De semblables accidens ne se produisent pas dans les maisons charitables où j’ai conduit le lecteur, car il y a là des yeux attentifs à bien regarder et des cœurs qui s’attendrissent à la souffrance. Lorsqu’un bon petit vieux à demi paralysé désire être retourné dans son lit, il n’a pas besoin de donner un pourboire à la petite sœur des Pauvres ; la sœur pharmacienne de Villepinte ne confond pas le phosphate de chaux avec le chlorate de potasse, et les frères de Saint-Jean-de-Dieu n’assoient pas leurs avortons informes sur le couvercle rougi d’un poêle en fonte.
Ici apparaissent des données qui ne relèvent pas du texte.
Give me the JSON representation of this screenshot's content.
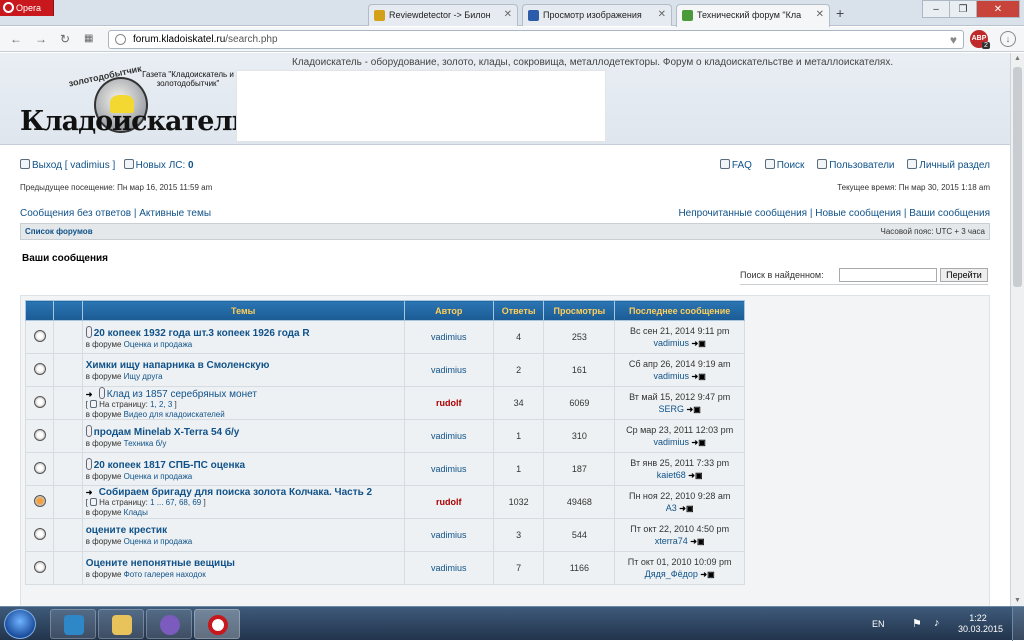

Là, le malade, le vieillard, l’incurable est une sorte de propriété collective, autour de laquelle chacun s’empresse ; il est vrai que l’on prie pour lui, mais je crois qu’il ne s’en trouve pas plus mal. Qui sait si cette expulsion des sœurs et des aumôniers ne sera pas le point de départ d’un nouveau bienfait de la charité privée dont les malheureux recevront quelque soulagement ? J’imagine que la foi protestera moins platoniquement que la science. On a créé des écoles libres où les enfans reçoivent un enseignement qui ne détruit pas l’espérance et leur apprend qu’il y a pour les esprits respectables d’autres opérations que les opérations de la matière ; de même on pourra fonder des hôpitaux libres où l’on soignera les âmes inquiètes en même temps que les corps malades. Plus on a souffert au cours de sa vie, plus, à l’heure de

  1. Voir la Gazette des tribunaux, 11 août 1883, 21 mars 1884.